When data were pooled across all four districts, catch rates (relative to HLC indoor) for An. gambiae s.l (95.6% An. arabiensis, 4.4% An. gambiae s.s) were high for HLC outdoor (RR = 1.01), CDC-LT (RR = 1.18), and ITT (RR = 1.39); moderate for WET (RR = 0.52) and PRT outdoor (RR = 0.32); and low for all remaining types of resting traps (PRT indoor, BRT indoor, and BRT outdoor; RR < 0.08 for all). For Anopheles funestus, relative catch rates were high for ITT (RR = 1.21); moderate for HLC outdoor (RR = 0.47), CDC-LT (RR = 0.69), and WET (RR = 0.49); and low for all resting traps (RR < 0.02 for all). At finer geographic scales, however, efficacy of each trap type varied from district to district.

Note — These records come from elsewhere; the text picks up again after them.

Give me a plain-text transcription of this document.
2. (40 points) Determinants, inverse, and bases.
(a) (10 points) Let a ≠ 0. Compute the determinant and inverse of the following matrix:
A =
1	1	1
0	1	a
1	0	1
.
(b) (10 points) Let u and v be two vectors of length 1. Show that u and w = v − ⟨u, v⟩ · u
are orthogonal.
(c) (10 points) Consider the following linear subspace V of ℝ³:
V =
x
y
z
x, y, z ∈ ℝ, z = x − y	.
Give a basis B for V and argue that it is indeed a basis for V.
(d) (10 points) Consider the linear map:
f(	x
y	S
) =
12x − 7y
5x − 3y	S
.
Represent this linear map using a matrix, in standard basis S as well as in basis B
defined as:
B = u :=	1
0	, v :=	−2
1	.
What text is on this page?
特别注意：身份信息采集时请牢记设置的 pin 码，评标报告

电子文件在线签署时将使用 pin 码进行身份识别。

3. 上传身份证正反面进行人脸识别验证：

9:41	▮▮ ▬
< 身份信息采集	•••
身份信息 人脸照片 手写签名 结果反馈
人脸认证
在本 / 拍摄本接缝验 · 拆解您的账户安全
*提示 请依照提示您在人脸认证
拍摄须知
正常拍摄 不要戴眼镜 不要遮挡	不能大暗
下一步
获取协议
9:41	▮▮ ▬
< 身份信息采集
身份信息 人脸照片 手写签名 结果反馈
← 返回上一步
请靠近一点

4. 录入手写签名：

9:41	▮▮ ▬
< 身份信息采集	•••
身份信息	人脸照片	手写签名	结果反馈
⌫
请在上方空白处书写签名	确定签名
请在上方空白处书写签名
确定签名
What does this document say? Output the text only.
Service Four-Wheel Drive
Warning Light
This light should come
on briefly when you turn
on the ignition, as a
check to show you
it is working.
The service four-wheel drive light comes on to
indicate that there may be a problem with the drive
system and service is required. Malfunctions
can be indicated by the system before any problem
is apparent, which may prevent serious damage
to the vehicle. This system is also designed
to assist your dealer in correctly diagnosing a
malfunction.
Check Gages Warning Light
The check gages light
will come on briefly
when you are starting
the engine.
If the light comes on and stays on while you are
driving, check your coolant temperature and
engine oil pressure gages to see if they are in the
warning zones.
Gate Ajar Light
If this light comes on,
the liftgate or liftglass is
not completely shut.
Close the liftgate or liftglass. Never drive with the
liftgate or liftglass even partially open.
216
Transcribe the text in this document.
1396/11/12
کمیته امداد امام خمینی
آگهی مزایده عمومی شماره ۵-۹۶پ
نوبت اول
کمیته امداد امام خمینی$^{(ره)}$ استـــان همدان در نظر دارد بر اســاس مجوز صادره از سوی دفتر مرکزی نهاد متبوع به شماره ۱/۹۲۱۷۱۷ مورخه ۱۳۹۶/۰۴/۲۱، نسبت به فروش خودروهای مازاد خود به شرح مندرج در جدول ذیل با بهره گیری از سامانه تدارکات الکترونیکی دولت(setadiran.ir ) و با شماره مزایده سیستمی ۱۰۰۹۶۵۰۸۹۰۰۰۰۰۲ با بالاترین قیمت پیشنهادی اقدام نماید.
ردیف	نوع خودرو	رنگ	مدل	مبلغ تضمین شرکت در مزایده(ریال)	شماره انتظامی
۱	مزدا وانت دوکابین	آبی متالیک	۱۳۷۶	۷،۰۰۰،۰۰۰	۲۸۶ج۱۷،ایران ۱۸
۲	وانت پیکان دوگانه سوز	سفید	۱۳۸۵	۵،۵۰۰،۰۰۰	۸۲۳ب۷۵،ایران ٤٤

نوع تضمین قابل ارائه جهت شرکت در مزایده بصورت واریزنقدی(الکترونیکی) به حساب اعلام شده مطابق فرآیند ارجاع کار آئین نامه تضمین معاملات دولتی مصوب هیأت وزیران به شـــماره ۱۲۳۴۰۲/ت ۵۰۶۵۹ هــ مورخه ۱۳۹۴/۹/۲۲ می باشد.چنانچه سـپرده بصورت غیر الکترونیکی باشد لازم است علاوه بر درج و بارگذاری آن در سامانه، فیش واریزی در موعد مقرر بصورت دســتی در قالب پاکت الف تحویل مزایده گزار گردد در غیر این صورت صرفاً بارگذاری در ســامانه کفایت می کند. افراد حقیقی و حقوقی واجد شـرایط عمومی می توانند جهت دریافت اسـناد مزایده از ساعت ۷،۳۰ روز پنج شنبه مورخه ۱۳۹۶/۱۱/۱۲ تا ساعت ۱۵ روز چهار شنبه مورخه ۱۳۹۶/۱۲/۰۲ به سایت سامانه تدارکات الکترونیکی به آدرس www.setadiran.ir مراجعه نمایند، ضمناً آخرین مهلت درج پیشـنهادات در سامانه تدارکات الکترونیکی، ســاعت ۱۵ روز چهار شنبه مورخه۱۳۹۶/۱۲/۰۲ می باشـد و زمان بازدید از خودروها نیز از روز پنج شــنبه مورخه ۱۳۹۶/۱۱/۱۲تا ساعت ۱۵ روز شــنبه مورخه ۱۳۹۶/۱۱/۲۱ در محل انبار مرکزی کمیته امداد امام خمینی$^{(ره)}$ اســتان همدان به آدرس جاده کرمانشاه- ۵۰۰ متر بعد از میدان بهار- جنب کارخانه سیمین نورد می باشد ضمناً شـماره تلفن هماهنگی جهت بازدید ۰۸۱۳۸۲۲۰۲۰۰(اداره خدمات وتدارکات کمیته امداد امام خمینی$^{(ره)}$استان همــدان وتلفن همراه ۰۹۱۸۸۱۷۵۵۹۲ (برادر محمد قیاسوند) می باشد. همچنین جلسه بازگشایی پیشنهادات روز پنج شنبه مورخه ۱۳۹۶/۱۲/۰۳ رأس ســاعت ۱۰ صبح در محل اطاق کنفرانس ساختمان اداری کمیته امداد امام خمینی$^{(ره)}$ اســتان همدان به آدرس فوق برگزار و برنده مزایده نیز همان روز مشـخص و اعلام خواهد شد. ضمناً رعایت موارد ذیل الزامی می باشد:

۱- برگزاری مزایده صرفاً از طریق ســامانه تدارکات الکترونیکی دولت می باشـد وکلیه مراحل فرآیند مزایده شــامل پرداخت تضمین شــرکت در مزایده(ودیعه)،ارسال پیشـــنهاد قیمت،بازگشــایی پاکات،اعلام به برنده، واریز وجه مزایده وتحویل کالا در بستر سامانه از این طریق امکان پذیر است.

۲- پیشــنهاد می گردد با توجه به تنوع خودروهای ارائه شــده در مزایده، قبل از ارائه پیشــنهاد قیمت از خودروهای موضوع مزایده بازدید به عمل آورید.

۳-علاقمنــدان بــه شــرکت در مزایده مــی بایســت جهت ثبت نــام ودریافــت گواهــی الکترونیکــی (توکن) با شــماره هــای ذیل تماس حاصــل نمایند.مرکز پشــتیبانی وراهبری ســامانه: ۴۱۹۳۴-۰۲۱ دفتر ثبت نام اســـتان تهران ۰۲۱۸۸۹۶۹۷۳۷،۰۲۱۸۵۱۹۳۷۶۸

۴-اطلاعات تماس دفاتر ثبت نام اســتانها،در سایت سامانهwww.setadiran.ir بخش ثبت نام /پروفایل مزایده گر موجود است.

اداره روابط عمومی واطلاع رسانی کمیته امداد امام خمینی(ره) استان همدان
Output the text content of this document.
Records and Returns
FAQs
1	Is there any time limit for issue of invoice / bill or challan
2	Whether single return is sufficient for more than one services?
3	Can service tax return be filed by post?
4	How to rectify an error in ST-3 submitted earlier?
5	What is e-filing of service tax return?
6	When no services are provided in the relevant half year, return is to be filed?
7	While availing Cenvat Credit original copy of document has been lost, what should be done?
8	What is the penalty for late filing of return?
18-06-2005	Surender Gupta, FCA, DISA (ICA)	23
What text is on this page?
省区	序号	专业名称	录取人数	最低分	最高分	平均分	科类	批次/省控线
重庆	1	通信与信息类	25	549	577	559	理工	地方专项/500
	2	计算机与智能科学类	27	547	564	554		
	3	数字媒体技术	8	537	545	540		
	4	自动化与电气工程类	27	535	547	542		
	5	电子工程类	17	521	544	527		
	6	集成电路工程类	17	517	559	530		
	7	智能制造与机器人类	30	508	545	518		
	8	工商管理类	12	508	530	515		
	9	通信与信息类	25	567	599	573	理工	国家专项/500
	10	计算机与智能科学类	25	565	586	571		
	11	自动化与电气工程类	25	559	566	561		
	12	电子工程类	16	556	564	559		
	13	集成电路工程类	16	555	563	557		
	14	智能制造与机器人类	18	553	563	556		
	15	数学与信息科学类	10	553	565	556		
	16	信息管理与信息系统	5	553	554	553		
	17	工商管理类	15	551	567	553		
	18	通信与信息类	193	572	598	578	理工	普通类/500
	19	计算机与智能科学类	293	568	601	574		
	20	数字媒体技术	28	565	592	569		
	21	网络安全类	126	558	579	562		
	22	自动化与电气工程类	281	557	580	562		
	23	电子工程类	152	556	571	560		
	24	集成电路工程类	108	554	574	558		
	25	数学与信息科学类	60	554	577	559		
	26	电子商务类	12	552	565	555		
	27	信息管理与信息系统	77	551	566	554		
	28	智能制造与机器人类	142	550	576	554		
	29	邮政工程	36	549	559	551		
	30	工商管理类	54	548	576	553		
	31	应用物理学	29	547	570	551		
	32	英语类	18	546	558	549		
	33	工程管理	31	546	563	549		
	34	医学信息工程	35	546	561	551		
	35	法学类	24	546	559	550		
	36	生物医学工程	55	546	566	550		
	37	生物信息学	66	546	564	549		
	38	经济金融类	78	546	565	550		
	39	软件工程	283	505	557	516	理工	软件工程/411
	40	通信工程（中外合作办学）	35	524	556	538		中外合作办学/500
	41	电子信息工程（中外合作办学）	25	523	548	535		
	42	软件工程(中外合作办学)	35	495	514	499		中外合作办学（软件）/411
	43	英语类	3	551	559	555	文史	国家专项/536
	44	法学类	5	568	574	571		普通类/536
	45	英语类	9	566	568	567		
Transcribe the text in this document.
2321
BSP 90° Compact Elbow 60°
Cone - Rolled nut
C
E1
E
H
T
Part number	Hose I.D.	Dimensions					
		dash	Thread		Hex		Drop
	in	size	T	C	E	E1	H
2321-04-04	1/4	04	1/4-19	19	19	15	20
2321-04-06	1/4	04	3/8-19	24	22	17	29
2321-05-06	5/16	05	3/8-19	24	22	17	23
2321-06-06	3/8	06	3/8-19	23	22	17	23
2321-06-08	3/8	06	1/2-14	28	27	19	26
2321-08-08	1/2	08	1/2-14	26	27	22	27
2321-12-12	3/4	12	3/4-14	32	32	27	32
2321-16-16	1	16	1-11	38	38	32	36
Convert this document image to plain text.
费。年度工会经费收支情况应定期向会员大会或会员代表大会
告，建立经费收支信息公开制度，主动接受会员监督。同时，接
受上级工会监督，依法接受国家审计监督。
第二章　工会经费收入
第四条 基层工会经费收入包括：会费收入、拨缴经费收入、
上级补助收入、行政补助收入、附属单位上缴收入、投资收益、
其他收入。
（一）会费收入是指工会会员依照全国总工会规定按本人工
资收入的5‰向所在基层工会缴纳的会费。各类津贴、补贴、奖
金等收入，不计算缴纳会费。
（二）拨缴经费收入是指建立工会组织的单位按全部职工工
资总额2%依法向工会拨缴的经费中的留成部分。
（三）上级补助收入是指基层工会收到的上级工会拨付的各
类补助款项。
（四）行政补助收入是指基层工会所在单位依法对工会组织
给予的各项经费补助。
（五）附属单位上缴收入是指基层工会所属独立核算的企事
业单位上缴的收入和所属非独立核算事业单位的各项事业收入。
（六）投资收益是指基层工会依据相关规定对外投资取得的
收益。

ITT, CDC-LT, and WET appear to be effective methods for large-scale vector sampling in western Kenya. Ultimately, choice of collection method for operational surveillance should be driven by trap efficacy and scalability, rather than fine-scale precision with respect to HLC. When compared with recent, similar trap evaluations in Tanzania and Zambia, these data suggest that traps which actively lure host-seeking females will be most useful for surveillance in the face of declining vector densities.
运营性向量采样方法缺乏标准化,使得在不同环境下对疟疾传播进行定量比较变得困难。人体降落捕捉(HLC)被认为是衡量人与蚊子接触的研究金标准,但不适合大规模采样。本研究评估了在肯尼亚西部,CDC 灯诱捕器(CDC-LT)、Ifakara 帐篷诱捕器(ITT)、窗出口诱捕器(WET)、罐式休息诱捕器(PRT)和箱式休息诱捕器(BRT)相对于 HLC 的蚊子捕获率,以 1)确定该地区适合运营性采样的方法,2)为一个更大的、涵盖多个国家的向量诱捕方法标准化评估的项目做出贡献。
2009 年 6 月至 7 月,在肯尼亚西部的四个地区(拉利埃达、基苏木西部、尼亚安多和拉乔尤尼奥)进行了蚊子采集。在每个地区,所有的诱捕方法都通过 3x3 拉丁方设计在 3 所房屋中旋转了 10 次。按形态鉴定按蚊,并将雌性分为吸血和未吸血两类。进一步通过 PCR 将冈比亚按蚊复合体鉴定为冈比亚按蚊亚种或阿拉伯按蚊。通过负二项式回归估计相对捕获率。
当将所有四个地区的数据汇总时,冈比亚按蚊复合体(95.6%的阿拉伯按蚊,4.4%的冈比亚按蚊亚种)的 HLC 户外(RR=1.01)、CDC-LT(RR=1.18)和 ITT(RR=1.39)的捕获率较高;WET(RR=0.52)和 PRT 户外(RR=0.32)的捕获率为中等;所有其他类型的休息诱捕器(PRT 室内、BRT 室内和 BRT 室外)的捕获率较低(RR<0.08)。对于致倦库蚊,ITT(RR=1.21)的相对捕获率较高;HLC 户外(RR=0.47)、CDC-LT(RR=0.69)和 WET(RR=0.49)的捕获率中等;所有休息诱捕器的捕获率较低(RR<0.02)。然而,在更细的地理尺度上,每种诱捕器类型的效果在不同地区有所不同。
ITT、CDC-LT 和 WET 似乎是肯尼亚西部大规模向量采样的有效方法。最终,操作监测中采集方法的选择应该取决于诱捕器的效果和可扩展性,而不是相对于 HLC 的精细尺度精度。与坦桑尼亚和赞比亚最近类似的诱捕器评估相比,这些数据表明,对于不断下降的媒介密度,主动吸引宿主寻求雌性的诱捕器将最有利于监测。